15 septiembre, 2024

Pobres constituciones. Ninguno las quería y entre todos las mataron

 

Una hipótesis mía que, por supuesto, habría que someter a serio escrutinio: ha habido en unos cuantos países iberoamericanos un doble proceso de desfiguración constitucional (uso esa expresión para no comprometerme aquí con ninguna de las versiones de la llamada teoría de la mutación constitucional). La primera la realizaron ciertas cortes constitucionales al extralimitarse flagrantemente en sus competencias y en el propio papel que la respectiva constitución les encomendaba y al añadir y quitar a su gusto normas de la constitución. Fue cuando los guardianes de la constitución pensaron que podrían ser para siempre sus dueños. Les pudo la vanidad, se vieron de talla mayor que en la que en verdad tenían, se soñaron caudillos con toga y están quedando en sacristanes de parroquia pobre.
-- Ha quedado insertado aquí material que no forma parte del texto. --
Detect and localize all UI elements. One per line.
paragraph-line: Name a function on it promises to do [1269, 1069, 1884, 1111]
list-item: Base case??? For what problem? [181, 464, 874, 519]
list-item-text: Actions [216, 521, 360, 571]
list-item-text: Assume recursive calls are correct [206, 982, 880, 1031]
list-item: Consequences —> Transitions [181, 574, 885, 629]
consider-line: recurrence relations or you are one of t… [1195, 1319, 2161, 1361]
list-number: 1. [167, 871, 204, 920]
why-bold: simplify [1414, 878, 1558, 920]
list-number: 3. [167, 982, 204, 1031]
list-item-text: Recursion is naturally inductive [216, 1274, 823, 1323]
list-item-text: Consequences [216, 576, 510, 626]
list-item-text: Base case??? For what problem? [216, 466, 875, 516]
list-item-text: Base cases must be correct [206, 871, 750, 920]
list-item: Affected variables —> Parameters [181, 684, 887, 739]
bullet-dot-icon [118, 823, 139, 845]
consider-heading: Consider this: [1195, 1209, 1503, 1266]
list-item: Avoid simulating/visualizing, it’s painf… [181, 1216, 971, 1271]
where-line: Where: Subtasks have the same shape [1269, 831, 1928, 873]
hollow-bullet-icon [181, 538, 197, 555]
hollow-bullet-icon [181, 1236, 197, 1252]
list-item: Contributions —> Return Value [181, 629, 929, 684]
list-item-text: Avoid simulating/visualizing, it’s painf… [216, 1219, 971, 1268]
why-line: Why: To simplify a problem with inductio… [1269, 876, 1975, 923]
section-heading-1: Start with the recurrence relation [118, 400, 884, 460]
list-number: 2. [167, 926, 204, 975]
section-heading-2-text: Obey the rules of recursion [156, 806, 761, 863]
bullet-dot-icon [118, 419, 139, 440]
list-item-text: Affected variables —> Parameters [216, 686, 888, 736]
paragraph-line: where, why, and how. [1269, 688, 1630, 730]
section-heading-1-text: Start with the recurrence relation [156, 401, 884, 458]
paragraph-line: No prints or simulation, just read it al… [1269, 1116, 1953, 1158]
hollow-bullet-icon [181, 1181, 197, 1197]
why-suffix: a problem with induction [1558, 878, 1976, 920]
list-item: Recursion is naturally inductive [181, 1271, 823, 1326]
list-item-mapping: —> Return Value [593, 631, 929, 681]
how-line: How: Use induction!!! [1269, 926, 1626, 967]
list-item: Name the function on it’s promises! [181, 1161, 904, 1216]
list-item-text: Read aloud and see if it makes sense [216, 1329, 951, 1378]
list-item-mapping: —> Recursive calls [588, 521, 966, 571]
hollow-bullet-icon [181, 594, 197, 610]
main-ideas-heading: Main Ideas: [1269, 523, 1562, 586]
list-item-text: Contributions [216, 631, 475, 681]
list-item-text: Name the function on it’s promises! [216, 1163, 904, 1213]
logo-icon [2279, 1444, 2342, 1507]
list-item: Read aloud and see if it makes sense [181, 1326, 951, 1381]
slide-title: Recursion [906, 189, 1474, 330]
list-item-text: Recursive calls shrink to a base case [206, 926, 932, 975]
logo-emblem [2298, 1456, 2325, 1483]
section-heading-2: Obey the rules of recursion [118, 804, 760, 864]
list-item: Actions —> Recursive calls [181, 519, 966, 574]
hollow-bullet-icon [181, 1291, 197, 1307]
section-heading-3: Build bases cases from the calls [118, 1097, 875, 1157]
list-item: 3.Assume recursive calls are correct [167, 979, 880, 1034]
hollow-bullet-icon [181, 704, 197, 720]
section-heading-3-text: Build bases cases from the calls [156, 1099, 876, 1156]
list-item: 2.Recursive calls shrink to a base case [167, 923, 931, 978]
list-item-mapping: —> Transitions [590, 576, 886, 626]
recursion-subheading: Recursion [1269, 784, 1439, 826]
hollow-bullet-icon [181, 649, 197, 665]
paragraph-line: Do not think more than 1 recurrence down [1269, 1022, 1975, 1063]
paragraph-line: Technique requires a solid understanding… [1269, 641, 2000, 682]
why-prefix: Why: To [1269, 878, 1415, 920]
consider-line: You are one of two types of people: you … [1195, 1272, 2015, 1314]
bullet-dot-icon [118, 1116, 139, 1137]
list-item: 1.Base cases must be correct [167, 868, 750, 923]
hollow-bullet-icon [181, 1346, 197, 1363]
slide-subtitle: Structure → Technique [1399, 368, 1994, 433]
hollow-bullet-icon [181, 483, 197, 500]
La segunda desfiguración se produce cuando ciertos partidos o gobiernos se dan cuenta de que la constitución puede literalmente ser suya y subordinarse por completo a sus intereses, con solo conseguir que los integrantes de las cortes constitucionales ya consagradas como activistas cumplan tres condiciones:

a) Que sean políticamente serviles con tal partido o grupo y moralmente anómicos o cínicos; en suma, gentes poseídas por el fanatismo partidista o abiertamente venales.

b) Que usen ese activismo de estilo principialista y aroma neoconstitucionalista siempre que sea necesario para aumentar el poder del partido o aligerar los controles sobre tal gobierno.

c) Que nunca utilicen tal activismo ni ponderaciones ni cuentos contra ese partido y su gobierno.

Evidentemente b) y c) son posibles una vez que se ha logrado a), y ello porque la teoría jurídica y constitucional de las últimas décadas se ha encargado de convertir el Derecho en vaporoso, inasible, mistérico y oracular, al hilo de afirmaciones tan frívolas como que hay que evitar el formalismo jurídico, que los principios constitucionales y los derechos fundamentales son mandatos de optimización, que ya no vivimos en el Estado de la legalidad y que cualquier forma de resolver conflictos sociales es mejor que la resolución judicial basada en normas firmes y de la mano de jueces independientes, imparciales y bien expertos, etc., etc. Ahora que ya ha mostrado el lobo sus colmillos, llega el llanto y cunden los lamentos. Que cada palo aguante su vela y que cada uno asuma su responsabilidad por lo que anduvo enseñando en sus maestrías.

La elección popular de los tribunales, y particularmente de los que ejercen el control de constitucionalidad, se presenta como la mejor y más segura vía para convertir la constitución en papel de baño con que el partido o grupo dominante se limpia las vergüenzas o las encubre. Entre otras ventajas, la dizque legitimación democrática del poder judicial y del poder de control de constitucionalidad y de garantía de los derechos fundamentales elimina una de las críticas más comunes y fundadas, la de que los partidos y gobiernos de vocación autoritaria y alma de patanes estaban eligiendo para los más altos puestos en el poder judicial a esbirros sin luces y a secuaces sin los debidos conocimientos. Pero como, para el populismo, el voto del pueblo todo lo sana, en cuanto el pueblo vote al sicario jurídico del partido, este se convierte en autoridad judicial supremamente legitimada y en fuente prístina del Derecho más puro. Mano de santo.

Pues bien, de todo esto entiendo el enredo y las intenciones, en medio de mi depresión y mi enfado, pero solo un misterio me consume: hay académicos, supuestamente leídos y reflexivos, que se compran tales cuentos y que no captan la trampa de las cuentas.